Le trasformazioni di mercato e le grandi riforme economiche spesso generano disarticolazione e disruption, e a soffrirne sono soprattutto i soggetti più deboli. A Busan il compito della delegazione internazionale dei waste pickers era prevenire questo scenario esigendo ai governi di tener conto dell’enorme popolazione di raccoglitori informali di rifiuti e microvenditori di beni usati, che seppur invisibili hanno un importantissimo ruolo nel sistema. Oltre agli informali e ai soggetti più vulnerabili, andrebbero protetti anche i microimprenditori formali che gestiscono, spesso con conduzione familiare, i negozi dell’usato.

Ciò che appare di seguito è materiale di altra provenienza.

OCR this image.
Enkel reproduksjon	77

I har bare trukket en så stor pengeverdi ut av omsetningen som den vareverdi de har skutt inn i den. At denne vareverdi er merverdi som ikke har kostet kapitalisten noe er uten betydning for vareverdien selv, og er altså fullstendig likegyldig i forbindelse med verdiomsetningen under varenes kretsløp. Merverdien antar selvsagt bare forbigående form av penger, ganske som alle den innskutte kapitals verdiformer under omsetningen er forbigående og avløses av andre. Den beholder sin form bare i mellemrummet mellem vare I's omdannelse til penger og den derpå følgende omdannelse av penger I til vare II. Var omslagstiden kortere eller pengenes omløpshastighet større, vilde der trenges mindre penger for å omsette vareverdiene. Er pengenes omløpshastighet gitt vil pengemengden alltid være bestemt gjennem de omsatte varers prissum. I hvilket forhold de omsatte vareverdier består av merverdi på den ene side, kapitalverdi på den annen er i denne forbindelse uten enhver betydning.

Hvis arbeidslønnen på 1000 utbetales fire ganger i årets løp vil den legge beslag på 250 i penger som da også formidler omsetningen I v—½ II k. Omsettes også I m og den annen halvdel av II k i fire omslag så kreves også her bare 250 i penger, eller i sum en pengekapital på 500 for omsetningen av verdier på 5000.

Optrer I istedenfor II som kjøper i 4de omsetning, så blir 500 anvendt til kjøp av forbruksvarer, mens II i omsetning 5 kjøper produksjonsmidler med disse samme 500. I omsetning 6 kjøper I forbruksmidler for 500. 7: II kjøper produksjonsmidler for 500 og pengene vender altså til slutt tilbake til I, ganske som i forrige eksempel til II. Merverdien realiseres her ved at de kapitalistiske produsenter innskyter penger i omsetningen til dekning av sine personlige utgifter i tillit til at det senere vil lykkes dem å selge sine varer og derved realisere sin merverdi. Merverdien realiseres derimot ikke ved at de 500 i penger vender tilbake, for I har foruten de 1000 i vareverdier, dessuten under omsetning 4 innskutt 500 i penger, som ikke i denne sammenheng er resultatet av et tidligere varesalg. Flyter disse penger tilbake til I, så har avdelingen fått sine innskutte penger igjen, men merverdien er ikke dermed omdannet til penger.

Preso atto dell’esistenza di blocchi contrapposti di governi, la scelta dei waste pickers è stata quella di parlare assolutamente con tutti, rendendo la propria istanza trasversale. Una per una, giorno dopo giorno, sono state incontrate le delegazioni governative di Canada, Federazione Russa, Brasile, Italia, Regno Unito, Arabia Saudita, India, Pakistan, Norvegia, Colombia, Stati Uniti, Uruguay, Sudafrica, Nepal, Bangladesh, Bhutan, Filippine, Honduras, Panama, Turchia e Kenya. Questo approccio è risultato vincente perché quasi tutti i governi, e tutti i governi influenti, hanno accettato il concetto di transizione giusta e hanno accettato di menzionare in vari passaggi della bozza del Trattato la necessità di includere i waste pickers nei nuovi scenari. L’Alleanza Internazionale dei Waste Pickers sarà presente anche nell’incontro di Ginevra, con l’obiettivo di consolidare il riconoscimento raggiunto e far sì che le semplici menzioni si trasformino in provvedimenti legalmente vincolanti, e che il generico principio di inclusione si concretizzi in specifici meccanismi di supporto. Se ciò succederà, Rete ONU potrà utilizzare il diritto internazionale per chiedere al governo e alle altre istituzioni italiane chiedendo seri e concreti percorsi di sostegno e coinvolgimento dei piccoli operatori dell’usato.